You can see that the implementation involves a lot of steps of various difficulty that touches different areas — from dealing with infrastructure to writing pure languages analysis algorithms. However, being highly declarative language, Haskell allows us to implement the above plan in a modular way. With the usage of the
ExceptT concept we managed to create a nice architecture where all that different components work smoothly together and we can get the control of error handling in a convenient and extensible way in terms of the described system.
Furthermore, we are separating pure logic as per the Haskell best abilities. The “pure” stages such as diff building, result evaluation and versions manipulations are completely isolated. That gives us the opportunity to provide reliable testing (both unit and property) which could be useful in feature shipping in the future as well.
Eventually, we were able to achieve MVP state of
policeman in just two days. Below you can find an example of the Policeman’s work on some local changes for the relude package:
Initially, we were considering to parse source code of the Haskell files and compare abstract syntax trees to detect the semantic difference between the given two versions. Unfortunately, this approach is not capable of handling some edgy cases, so it won’t be able to work with some packages. That is the reason why we decided to go with the HIE files as a source of truth for Policeman in the long run. We are not interested in fake evidence 🕵️.
HIE files are so useful that we decided to dedicate a whole section to them and to their usage in our project, and the role in Haskell tools of the future. They were introduced in GHC-8.8 with the goal to help IDEs and Haskell tooling in general. For example, ghcide already uses HIE files to provide smooth IDE experience. HIE files contain syntactic and semantic information collected by GHC during compilation about Haskell source code files, which can be used for various analysis purposes. Thereby, instead of parsing source code by specifying all required options from the
.cabal files, dealing with CPP and custom preprocessors, collecting location info from dependencies, one can just take all this information from the files created by GHC specifically for the purposes of making the Haskell tooling writers’ lives easier.
HIE files are binary files with the
.hie extension. They are not generated by default, in order to produce them you need to pass
-fwrite-ide-info flag to GHC. By default, they are put into the local build directory, but you also can use the
-hiedir option to specify the output directory (which we do in
policeman). Since these files are binary, you cannot easily open them in a text editor and immediately understand their content. You can use the HieDb tool to query information about those files. If you want to analyze their content programmatically, you can add GHC as a library to the dependencies of your project and decode HIE files by a function call. In Policeman, we go for the second option and parse the content to extract the relevant information.
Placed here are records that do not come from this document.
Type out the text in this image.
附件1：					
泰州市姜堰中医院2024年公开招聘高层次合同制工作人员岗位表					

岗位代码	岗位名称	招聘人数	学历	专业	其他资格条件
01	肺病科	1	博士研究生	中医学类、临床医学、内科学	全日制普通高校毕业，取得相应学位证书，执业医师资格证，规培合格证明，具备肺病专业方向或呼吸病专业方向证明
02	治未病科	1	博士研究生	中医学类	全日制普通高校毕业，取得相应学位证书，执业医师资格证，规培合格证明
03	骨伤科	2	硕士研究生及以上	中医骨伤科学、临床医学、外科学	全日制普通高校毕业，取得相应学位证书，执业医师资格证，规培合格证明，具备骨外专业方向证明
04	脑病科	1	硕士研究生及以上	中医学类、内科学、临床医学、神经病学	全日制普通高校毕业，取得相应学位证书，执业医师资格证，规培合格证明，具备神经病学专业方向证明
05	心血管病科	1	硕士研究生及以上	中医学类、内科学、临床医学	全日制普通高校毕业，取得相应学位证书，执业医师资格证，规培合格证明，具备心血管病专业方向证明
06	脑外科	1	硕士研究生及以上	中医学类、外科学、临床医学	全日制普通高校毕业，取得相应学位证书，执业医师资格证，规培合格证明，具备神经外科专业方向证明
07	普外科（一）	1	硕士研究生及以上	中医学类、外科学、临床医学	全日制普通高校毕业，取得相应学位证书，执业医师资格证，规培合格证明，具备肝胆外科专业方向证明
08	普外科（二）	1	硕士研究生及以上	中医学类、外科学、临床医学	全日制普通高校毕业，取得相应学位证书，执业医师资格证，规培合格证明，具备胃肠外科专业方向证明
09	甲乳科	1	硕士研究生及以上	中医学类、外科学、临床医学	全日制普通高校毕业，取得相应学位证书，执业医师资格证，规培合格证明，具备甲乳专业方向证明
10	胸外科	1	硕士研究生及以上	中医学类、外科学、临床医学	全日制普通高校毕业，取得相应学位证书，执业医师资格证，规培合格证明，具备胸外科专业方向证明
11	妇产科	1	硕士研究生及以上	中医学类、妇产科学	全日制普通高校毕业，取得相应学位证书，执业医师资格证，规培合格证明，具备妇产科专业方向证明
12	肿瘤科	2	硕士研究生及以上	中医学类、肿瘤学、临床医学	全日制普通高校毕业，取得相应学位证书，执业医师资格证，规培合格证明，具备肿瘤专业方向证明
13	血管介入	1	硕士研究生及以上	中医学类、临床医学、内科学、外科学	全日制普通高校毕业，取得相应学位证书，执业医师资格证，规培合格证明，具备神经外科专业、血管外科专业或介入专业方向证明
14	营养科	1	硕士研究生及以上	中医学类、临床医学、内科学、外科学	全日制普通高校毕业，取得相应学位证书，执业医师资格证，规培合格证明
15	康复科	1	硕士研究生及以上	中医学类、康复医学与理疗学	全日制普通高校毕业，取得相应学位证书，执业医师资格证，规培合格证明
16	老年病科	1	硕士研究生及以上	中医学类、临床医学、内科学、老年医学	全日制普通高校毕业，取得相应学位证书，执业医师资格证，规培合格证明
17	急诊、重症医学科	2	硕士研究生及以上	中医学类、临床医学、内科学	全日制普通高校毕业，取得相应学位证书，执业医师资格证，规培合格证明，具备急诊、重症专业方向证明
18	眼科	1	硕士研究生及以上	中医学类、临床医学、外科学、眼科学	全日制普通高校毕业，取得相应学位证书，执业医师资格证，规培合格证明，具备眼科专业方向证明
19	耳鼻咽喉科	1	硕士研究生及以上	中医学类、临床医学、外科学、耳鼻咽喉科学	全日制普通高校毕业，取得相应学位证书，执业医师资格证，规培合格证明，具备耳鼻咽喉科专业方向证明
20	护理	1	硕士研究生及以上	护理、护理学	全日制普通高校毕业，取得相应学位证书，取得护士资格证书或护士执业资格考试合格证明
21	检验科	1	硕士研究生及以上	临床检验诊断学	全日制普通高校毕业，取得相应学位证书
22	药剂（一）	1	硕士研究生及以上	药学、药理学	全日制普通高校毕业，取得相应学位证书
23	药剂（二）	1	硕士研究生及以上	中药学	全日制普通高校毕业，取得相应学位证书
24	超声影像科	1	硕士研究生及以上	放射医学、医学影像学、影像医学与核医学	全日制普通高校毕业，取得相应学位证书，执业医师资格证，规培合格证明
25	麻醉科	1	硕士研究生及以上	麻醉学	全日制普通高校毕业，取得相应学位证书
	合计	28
Specifically, we are interested in the exported data types and functions and AST of exposed functions. Fortunately, HIE files provide this information in an easy-to-work-with way.
For now, Policeman builds the current and the previous versions of your package to generate
.hie files. But we hope that the process of automatically creating GHC-generated IDE information will become more common and those files will be available immediately for processing. And we are looking forward to helping this feature become more popular.
In the end, we want to add a few words about the Hackathon experience generally. A dedicated hackathon is a wonderful place to focus on something that you wanted to build for quite a long time. We managed to finalise the idea, create a plan for work and finish working MVP at this event. Quite productive!
As a pleasant bonus, you get to see a lot of people sharing your ideas and debate on decisions, tasks, and overall Haskell. So do try to get to one of such events. Hope to see you on the following Haskell Hackathons, cheers!